Randy Watson Posted October 18, 2004 Posted October 18, 2004 Are participant loans taken into account in calculating the value of a participant's benefit for purposes of the involunary cash out rules?
g8r Posted October 19, 2004 Posted October 19, 2004 For whatever it's worth, I think the loan is taken into account (the note held by the plan is an asset).

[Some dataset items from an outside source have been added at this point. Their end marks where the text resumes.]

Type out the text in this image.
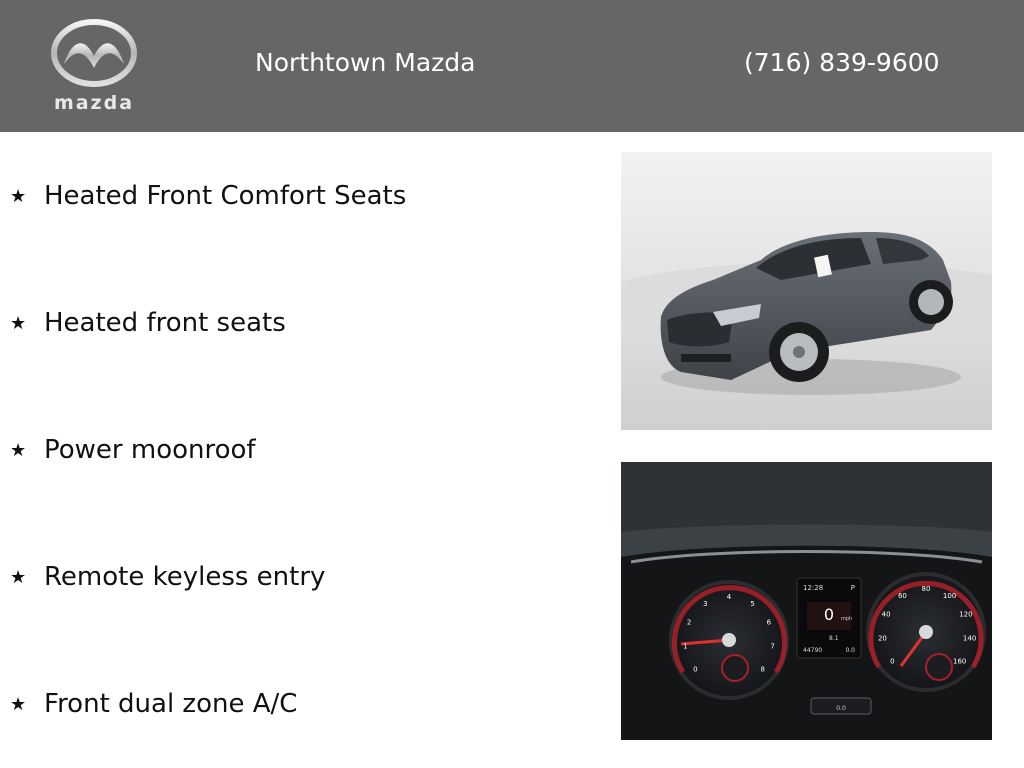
mazda
Northtown Mazda	(716) 839-9600
★ Heated Front Comfort Seats
★ Heated front seats
★ Power moonroof
★ Remote keyless entry
★ Front dual zone A/C
12:28	P
0 mph
8.1
44790	0.0
0.0
0
1
2
3
4
5
6
7
8
0
20
40
60
80
100
120
140
160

FundeK Posted October 19, 2004 Posted October 19, 2004 From the IRS & ABA Section of Taxation May Meeting 2004 §411(a)(11) – Participant Consent (Under $5,000 Force-Out) A terminated participant in a §401(k) plan has a total account balance of $5,500, of which $2,500 is an outstanding loan. If the loan is deemed distributed prior to the date on which his benefit would be payable, is the participant’s account balance considered to be $5,500 or $3,000 for purposes for the $5,000 cash-out rule. Proposed response: The participant’s account balance is $5,500 for this purpose because it includes his entire vested account balance. IRS response: The IRS disagrees with the proposed answer. On the particular date, the participant’s benefit is $5,500, but if there was an offset for the loan, the remaining vested benefit could be cashed out. So if the loan offset occurs before the time for the cash out distribution, the participant can be cashed out.